The evil NFU plays a malign continuing influence and it is a subsidiary scandal that the media continues to treat them as a legitimate authority without pointing out the commercial interests of the people who run this organisation. Gordon Brown should ask himself why the government uniquely compensates the NFU’s members for business risk, and nobody else (except arms dealers). Farmers should insure themselves for epizootic risks, and the government should allow those who wish to innoculate their animals to do so.
Oversight and accountability are not features of the British political process and there will be less than ever now the government has mastered the tricks of concealing information and most of the media has given up looking beyond the official sources.

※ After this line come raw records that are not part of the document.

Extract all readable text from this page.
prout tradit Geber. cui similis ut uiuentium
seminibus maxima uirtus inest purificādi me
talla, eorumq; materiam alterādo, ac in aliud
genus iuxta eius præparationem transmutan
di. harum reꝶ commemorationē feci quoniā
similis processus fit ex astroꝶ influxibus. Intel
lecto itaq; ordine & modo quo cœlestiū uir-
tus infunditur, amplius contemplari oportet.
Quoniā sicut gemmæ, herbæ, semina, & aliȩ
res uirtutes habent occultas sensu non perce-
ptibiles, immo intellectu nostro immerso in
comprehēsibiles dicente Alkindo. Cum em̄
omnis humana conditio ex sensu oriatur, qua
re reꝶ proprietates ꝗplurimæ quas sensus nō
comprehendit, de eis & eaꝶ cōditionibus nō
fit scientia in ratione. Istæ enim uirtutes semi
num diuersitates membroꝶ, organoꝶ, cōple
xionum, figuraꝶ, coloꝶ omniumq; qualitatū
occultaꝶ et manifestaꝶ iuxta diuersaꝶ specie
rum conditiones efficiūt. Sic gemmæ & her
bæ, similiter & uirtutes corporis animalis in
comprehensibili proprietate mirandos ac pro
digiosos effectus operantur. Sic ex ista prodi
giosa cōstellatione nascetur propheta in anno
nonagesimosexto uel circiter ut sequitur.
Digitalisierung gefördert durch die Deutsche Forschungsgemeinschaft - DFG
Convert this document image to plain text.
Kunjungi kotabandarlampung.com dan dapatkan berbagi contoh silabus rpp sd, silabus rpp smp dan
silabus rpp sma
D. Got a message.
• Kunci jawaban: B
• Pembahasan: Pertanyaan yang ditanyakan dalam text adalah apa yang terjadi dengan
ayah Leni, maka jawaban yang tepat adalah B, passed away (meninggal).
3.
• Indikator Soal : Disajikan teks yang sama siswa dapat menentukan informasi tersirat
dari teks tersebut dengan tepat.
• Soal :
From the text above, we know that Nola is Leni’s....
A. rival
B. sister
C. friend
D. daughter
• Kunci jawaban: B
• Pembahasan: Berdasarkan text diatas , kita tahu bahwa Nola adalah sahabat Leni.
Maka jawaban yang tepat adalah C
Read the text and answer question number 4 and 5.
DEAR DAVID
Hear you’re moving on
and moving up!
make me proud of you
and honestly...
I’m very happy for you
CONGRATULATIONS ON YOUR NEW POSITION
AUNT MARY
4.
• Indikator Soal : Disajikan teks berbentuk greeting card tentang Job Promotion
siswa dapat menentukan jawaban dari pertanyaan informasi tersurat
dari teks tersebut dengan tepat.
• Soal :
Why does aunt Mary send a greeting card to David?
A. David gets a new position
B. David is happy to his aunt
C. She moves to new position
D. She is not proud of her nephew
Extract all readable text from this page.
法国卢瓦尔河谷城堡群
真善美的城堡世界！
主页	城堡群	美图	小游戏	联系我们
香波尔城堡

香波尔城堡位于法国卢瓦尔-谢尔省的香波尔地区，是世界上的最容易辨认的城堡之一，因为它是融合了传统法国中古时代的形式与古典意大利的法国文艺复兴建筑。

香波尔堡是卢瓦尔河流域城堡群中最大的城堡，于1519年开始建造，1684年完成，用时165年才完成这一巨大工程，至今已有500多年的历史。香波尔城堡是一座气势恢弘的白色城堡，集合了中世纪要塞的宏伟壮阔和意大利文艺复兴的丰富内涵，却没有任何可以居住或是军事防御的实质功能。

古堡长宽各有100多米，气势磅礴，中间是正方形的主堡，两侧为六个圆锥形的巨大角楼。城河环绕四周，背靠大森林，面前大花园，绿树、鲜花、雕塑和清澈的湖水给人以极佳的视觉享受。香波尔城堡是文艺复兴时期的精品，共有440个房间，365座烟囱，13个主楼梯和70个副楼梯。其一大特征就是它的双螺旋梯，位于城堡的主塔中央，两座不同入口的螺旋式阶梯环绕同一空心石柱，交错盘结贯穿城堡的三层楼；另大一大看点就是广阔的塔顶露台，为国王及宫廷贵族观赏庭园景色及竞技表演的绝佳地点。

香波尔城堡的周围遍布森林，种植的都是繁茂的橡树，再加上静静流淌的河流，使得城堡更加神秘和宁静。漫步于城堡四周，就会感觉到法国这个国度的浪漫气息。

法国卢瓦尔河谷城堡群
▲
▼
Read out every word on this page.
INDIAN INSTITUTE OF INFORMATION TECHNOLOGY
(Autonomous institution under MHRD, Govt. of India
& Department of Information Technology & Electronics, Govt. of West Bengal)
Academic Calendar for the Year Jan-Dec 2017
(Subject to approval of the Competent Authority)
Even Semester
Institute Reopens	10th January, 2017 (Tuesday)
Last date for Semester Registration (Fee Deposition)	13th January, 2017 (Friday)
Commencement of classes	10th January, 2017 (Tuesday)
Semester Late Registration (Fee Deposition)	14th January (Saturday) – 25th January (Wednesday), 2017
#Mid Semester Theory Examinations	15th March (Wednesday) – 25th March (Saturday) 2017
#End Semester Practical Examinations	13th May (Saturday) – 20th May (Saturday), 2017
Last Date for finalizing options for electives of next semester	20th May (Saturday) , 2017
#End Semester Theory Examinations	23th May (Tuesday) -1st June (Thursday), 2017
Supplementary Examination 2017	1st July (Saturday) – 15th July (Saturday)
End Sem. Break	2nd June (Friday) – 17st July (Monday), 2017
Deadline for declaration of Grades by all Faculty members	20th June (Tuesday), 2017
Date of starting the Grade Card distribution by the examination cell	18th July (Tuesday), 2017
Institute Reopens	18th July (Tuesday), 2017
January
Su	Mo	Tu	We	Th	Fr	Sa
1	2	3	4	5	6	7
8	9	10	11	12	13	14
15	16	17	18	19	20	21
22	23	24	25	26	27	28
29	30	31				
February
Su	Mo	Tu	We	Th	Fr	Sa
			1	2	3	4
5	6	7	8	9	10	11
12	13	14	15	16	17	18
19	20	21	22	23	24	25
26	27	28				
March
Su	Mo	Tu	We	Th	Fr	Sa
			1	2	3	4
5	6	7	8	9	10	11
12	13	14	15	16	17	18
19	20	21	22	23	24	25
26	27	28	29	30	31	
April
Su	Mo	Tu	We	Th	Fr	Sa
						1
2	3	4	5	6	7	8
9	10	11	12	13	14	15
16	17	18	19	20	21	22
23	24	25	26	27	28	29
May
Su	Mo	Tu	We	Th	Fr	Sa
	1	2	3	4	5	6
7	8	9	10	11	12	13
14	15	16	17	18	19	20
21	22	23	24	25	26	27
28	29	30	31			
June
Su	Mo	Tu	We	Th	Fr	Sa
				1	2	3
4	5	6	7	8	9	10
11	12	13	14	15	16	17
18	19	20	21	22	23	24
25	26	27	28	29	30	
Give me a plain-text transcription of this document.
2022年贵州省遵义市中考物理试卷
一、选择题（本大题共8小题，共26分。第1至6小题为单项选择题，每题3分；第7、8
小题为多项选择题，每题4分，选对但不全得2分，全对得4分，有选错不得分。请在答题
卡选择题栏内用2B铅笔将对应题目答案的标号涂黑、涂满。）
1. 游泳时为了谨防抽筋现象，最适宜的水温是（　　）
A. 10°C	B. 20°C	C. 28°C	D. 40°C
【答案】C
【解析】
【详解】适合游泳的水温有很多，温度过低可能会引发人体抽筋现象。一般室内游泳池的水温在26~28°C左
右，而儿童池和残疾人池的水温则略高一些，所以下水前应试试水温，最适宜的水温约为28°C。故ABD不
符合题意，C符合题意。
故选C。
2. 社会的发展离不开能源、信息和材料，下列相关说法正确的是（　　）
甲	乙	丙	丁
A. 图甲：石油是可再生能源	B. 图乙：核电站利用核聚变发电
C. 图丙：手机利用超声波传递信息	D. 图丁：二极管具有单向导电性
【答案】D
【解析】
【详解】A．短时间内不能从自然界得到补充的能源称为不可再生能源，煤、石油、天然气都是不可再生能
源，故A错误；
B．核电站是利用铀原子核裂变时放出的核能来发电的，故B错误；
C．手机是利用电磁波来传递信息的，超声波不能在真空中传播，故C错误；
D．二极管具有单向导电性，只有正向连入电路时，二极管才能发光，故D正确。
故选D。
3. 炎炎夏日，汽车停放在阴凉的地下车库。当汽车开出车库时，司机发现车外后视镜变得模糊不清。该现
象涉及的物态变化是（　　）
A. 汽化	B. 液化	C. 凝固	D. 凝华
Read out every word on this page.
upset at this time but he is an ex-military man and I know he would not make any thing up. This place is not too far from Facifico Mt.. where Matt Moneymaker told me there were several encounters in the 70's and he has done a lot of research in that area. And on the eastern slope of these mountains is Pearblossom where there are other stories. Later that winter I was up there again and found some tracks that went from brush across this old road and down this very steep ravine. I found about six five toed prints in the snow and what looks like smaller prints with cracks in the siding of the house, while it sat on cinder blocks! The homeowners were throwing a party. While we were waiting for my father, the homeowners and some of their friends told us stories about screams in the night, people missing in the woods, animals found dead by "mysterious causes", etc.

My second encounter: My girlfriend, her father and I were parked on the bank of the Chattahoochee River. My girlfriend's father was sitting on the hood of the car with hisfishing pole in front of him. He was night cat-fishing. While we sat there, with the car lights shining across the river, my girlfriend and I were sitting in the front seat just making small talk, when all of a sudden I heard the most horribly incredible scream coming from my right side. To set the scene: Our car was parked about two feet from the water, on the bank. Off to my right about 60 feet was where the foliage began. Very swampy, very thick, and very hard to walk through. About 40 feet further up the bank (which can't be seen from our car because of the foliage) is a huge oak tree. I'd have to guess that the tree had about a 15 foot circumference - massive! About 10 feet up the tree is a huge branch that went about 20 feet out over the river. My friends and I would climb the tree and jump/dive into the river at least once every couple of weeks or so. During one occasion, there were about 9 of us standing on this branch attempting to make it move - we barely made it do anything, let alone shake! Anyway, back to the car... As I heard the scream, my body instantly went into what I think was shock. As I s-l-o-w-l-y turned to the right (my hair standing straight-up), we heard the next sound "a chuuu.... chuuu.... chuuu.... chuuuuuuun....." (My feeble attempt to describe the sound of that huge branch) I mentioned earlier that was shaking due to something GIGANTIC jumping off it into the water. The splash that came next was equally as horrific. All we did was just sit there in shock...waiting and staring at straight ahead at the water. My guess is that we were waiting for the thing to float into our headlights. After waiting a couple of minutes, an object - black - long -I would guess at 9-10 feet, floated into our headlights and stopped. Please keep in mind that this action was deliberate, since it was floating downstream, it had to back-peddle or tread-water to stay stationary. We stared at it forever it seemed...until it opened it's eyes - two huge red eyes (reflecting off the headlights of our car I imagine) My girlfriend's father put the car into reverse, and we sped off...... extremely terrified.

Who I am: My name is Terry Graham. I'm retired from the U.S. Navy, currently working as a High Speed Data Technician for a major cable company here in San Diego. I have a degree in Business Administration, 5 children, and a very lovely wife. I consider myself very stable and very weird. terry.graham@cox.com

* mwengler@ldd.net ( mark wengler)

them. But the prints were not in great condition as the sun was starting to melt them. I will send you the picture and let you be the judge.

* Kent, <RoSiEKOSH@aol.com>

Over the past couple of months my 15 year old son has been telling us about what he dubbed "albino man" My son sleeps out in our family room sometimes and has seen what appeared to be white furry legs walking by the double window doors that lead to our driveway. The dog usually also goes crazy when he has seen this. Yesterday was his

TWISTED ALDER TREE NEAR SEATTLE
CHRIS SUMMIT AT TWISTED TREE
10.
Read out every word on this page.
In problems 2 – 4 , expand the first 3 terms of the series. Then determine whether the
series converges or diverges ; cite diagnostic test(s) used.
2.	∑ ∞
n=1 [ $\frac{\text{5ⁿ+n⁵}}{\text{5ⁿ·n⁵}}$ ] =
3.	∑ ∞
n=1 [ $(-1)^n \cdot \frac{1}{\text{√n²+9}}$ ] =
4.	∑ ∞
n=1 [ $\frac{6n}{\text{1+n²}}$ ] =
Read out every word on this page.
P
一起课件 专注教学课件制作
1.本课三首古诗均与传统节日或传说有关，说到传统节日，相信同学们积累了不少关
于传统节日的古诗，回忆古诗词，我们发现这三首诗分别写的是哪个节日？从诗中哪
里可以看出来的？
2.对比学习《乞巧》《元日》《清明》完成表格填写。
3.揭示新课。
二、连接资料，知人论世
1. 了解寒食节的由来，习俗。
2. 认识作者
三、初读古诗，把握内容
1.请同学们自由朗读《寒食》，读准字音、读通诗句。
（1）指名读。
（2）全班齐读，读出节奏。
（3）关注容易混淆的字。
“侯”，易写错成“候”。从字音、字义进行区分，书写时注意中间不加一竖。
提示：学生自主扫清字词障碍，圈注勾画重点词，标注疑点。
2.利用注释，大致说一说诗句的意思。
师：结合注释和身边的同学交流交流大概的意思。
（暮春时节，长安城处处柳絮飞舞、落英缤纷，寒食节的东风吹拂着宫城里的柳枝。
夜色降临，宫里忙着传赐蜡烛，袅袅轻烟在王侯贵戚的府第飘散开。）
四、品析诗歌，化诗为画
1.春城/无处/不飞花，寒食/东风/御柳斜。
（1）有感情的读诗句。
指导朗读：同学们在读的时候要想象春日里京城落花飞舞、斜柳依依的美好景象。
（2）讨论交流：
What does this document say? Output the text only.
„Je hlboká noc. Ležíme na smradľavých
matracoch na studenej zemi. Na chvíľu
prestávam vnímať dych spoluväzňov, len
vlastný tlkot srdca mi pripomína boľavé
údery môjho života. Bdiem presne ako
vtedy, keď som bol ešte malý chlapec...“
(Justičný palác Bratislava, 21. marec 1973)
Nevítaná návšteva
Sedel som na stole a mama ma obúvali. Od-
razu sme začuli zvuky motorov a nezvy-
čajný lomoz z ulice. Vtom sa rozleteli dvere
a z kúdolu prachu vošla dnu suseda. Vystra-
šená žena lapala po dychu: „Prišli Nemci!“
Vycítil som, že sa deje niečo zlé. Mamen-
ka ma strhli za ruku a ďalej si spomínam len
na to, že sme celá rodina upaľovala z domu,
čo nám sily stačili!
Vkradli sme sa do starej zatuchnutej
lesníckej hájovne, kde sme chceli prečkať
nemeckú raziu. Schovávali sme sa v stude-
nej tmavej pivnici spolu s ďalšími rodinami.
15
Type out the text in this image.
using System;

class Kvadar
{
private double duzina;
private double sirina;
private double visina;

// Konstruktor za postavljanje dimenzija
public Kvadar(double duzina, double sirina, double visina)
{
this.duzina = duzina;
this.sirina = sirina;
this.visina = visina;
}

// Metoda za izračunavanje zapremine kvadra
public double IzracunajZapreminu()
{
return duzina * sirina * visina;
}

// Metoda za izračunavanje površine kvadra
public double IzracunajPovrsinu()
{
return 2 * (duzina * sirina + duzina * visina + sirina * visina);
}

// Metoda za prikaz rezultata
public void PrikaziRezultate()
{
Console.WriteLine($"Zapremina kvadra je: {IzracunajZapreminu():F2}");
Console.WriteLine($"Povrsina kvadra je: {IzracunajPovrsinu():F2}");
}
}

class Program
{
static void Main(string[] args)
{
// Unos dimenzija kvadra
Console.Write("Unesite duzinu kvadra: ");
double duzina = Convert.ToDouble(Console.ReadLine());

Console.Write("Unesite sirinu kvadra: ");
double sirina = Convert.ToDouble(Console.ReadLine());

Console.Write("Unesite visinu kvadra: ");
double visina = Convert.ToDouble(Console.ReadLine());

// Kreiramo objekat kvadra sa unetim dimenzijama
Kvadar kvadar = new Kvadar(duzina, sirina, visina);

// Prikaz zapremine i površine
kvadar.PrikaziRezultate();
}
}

My neighbours are furious. The single word reaction of one of them last night, when I encountered him after making silage, was: “Bastards.” This is a widely held view. No matter how often the gorgeous Debby Reynolds bats her eyelashes.
In my neigbhborhood, which remains 5km from the surveillance zone, the initials NFU have long been widely regarded to stand for No Fucking Use. Click here for excellent (if now slightly dated) report on the NFU.
I am amused to discover that the search term “virus escape” generates 2,290,000 “hits” on Google.
Magnus Luinklater who was magnificent in 2001 is on top-form in The Times today. He is a solid writer.
Many of my old allies and friends from 2001 are returning to the radar screen. Warmwell, one of the best is here.
Update: I am now 2km from the edge of the surveillance zone.